Photos, minerals, narrative signage, and even a re-created mine tunnel tell the story of this unique town, built around the United Verde Mine and once a bustling mecca of saloons, brothels, and gaming joints. Named after Eugene Jerome (whose cousin, Jennie Jerome Churchill, was Winston’s mother), the town saw its heyday in the late nineteenth/early twentieth cen- tury when the mine was in full swing extracting copper, silver, and gold from the nearby hills. I find photos of noted madam Jennie Bauters with her “girls,” admire cases of malachite, copper, and Apache gold mined in Jerome, see a copper towel warmer from a turn of the century local barber shop. At its height, Jerome was a thriving town, but the mine closure in 1953 changed all that, reducing the town’s population to around fifty people. The revival came about, as it so often does, when the artists started moving in, and within a few years Jerome had a second life as an artists’ mecca. As it’s been reincarnated as a tourist/arts destination, it’s amazingly busy for a town that still has under five hundred residents.
It also has a reputation as a haunted town, and you’ll see this reflected in the Jerome Ghost Tours that are a tourist highlight. The hilltop isolation and wicked history seem ready made for spectral adventures, and the tours don’t disappoint. You’ll be given special ghost-hunting equipment while your guide takes you to all the famously haunted spots, regaling you with tales not only of the spooky goings-on but of Jerome’s unique history. It’s a little kitschy, a little informative, and a lot of fun!
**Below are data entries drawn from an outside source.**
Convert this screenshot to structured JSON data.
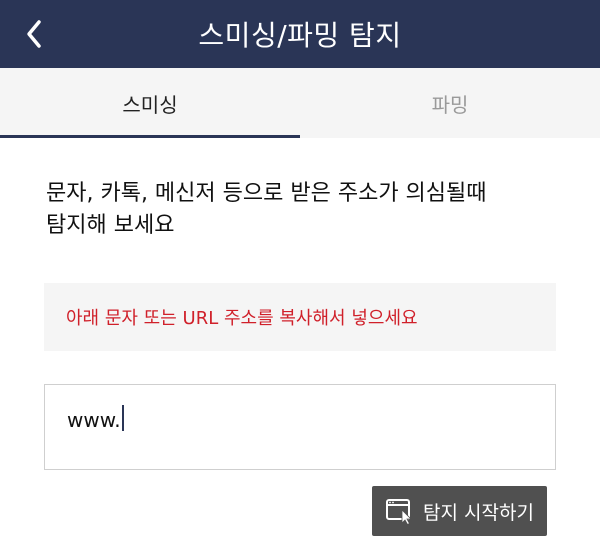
{
  "header": {
    "title": "스미싱/파밍 탐지",
    "back_icon": "chevron-left-icon"
  },
  "tabs": [
    {
      "label": "스미싱",
      "active": true
    },
    {
      "label": "파밍",
      "active": false
    }
  ],
  "main": {
    "description_line1": "문자, 카톡, 메신저 등으로 받은 주소가 의심될때",
    "description_line2": "탐지해 보세요",
    "notice": "아래 문자 또는 URL 주소를 복사해서 넣으세요",
    "input_value": "www.",
    "start_button": {
      "label": "탐지 시작하기",
      "icon": "browser-cursor-icon"
    }
  },
  "colors": {
    "header_bg": "#2a3556",
    "notice_text": "#d0202a",
    "button_bg": "#505050"
  }
}
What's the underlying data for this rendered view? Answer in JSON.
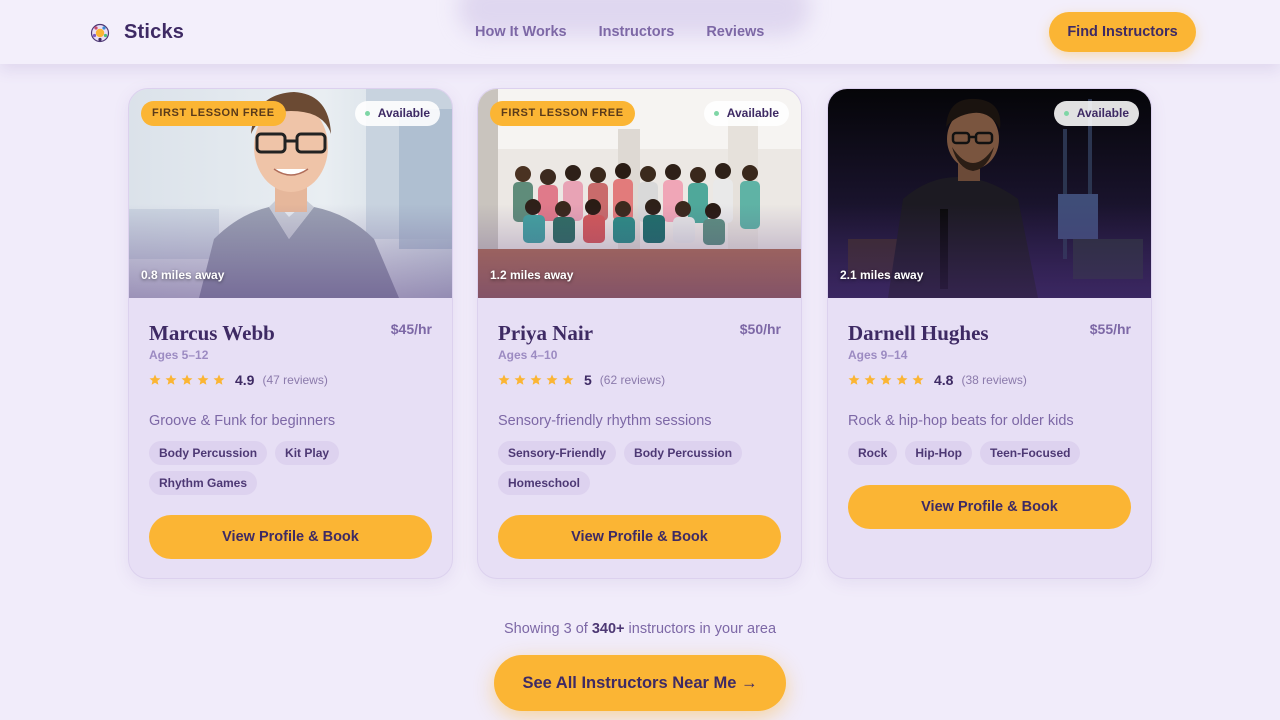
{
  "brand": {
    "name": "Sticks",
    "logo_icon": "drum-logo-icon"
  },
  "nav": {
    "items": [
      "How It Works",
      "Instructors",
      "Reviews"
    ]
  },
  "header": {
    "cta_label": "Find Instructors"
  },
  "colors": {
    "accent": "#fbb534",
    "primary_text": "#3e2a64",
    "muted_text": "#7d68a6",
    "available_dot": "#7fd6a6",
    "star": "#fbb534"
  },
  "instructors": [
    {
      "badge_free": "FIRST LESSON FREE",
      "availability": "Available",
      "distance": "0.8 miles away",
      "name": "Marcus Webb",
      "price": "$45/hr",
      "ages": "Ages 5–12",
      "rating": "4.9",
      "reviews": "(47 reviews)",
      "stars": 5,
      "tagline": "Groove & Funk for beginners",
      "tags": [
        "Body Percussion",
        "Kit Play",
        "Rhythm Games"
      ],
      "button": "View Profile & Book"
    },
    {
      "badge_free": "FIRST LESSON FREE",
      "availability": "Available",
      "distance": "1.2 miles away",
      "name": "Priya Nair",
      "price": "$50/hr",
      "ages": "Ages 4–10",
      "rating": "5",
      "reviews": "(62 reviews)",
      "stars": 5,
      "tagline": "Sensory-friendly rhythm sessions",
      "tags": [
        "Sensory-Friendly",
        "Body Percussion",
        "Homeschool"
      ],
      "button": "View Profile & Book"
    },
    {
      "badge_free": "",
      "availability": "Available",
      "distance": "2.1 miles away",
      "name": "Darnell Hughes",
      "price": "$55/hr",
      "ages": "Ages 9–14",
      "rating": "4.8",
      "reviews": "(38 reviews)",
      "stars": 5,
      "tagline": "Rock & hip-hop beats for older kids",
      "tags": [
        "Rock",
        "Hip-Hop",
        "Teen-Focused"
      ],
      "button": "View Profile & Book"
    }
  ],
  "footer": {
    "showing_prefix": "Showing 3 of",
    "showing_count": "340+",
    "showing_suffix": "instructors in your area",
    "cta_label": "See All Instructors Near Me →"
  }
}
You can find out more about this intriguing past at the Jerome State Historic Park, where the former Douglas Mansion (home of a mine executive) now holds displays on the history of the area, while the outdoor space gives you plenty of fresh-air moments and fabulous vistas back (or should I say, UP) to town. On the way, make a stop at the Audrey Headframe Park, where you can look down into the shaft of this mine (an extension of the United Verde mine), 1900 feet in depth (by comparison, a sign tell us, the Empire State Building is 1250 feet). The elevator contraption ridden by the miners is truly an eye-opener, as I think about a whole group of miners plummeting down in this tiny cage. It really gives you a sobering sense of just how difficult and dangerous this work was.